Ed-tech startup Vedantu has added $24 million to its Series C round, with the total now stacking up to $66 million. The company has raised a total of $82 million to date. The bengaluru based startup is aimed at students between the age of 6 to 12 years, and has something in store for both its free and paid subscribers.

The platform offers live and interactive courses for students in the said age bracket, with a paid version for specific users. The price for various courses can vary from anywhere between Rs.100 for some specific course to Rs. 50,000 for others(like undergraduate courses).

Class size can vary from 600 for paid courses, to somewhere around 2000 for unpaid ones.

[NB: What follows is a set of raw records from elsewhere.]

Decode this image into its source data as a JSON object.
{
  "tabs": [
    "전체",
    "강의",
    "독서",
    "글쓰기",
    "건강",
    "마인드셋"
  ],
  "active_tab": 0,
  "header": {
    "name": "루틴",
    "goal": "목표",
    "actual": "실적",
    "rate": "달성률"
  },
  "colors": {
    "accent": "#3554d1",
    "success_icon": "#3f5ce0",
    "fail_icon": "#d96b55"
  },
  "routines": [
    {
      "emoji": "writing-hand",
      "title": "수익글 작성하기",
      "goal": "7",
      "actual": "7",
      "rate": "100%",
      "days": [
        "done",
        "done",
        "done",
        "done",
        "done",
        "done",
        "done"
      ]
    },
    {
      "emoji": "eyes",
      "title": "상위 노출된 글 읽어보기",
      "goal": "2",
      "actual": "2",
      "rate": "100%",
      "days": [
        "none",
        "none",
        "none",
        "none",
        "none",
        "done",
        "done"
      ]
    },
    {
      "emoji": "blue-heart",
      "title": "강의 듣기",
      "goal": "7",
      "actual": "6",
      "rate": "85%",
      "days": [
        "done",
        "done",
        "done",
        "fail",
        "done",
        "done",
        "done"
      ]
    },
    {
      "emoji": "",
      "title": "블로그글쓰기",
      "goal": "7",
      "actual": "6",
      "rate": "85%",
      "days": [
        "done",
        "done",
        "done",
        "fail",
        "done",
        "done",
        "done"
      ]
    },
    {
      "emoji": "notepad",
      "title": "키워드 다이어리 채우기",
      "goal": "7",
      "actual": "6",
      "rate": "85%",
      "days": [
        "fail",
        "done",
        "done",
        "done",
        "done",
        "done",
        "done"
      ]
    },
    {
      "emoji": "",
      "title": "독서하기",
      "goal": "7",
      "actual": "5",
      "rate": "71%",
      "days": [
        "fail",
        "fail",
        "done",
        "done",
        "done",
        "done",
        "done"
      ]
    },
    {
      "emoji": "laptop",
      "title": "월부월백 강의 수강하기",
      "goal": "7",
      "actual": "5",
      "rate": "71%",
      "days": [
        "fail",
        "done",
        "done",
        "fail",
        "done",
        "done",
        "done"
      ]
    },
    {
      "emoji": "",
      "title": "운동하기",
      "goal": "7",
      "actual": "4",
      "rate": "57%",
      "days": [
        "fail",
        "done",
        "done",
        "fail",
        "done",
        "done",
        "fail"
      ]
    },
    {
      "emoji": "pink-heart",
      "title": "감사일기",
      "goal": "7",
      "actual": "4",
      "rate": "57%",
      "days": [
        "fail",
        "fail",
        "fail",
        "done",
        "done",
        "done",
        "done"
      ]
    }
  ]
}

The main attraction of the app is the live interaction between the students and teachers. The app reportedly employs around 70 different parameters to check if a student is responding to the teacher, ranging from answering questions that pop up during lectures, to using microphones and cameras to interact with the mentor in real time. The company reports that around 90% of its user base responds to the lectures. Moreover, the lectures will have a doubt session at the end of each class to tackle problems and doubts head on, making sure that no queries are left unattended.

Now on the business end of things, Vedantu has amassed around 75,000 paid users already, a number which the company hopes will reach in the hundred thousands in the year. The company is backed by the global VC firm GGV Capital. The five year startup has managed to gain some traction thanks to the ads it ran last year on television. Moreover, it has the edge of being online and thus, providing its services at a relatively lower price than its offline counterparts. Moreover, the Indian market is hot for tech startups right now, with affordable android phones flooding the market and one of the cheapest data rates around the world. The 1.5 billion market is a potential goldmine.

Other ed-tech startups in the region have prospered fairly well, most notable of them being Byju’s. The ed-tech behemoth last raised money at a $8 billion valuation, with existing investor General Atlantic pouring in $200 million last week.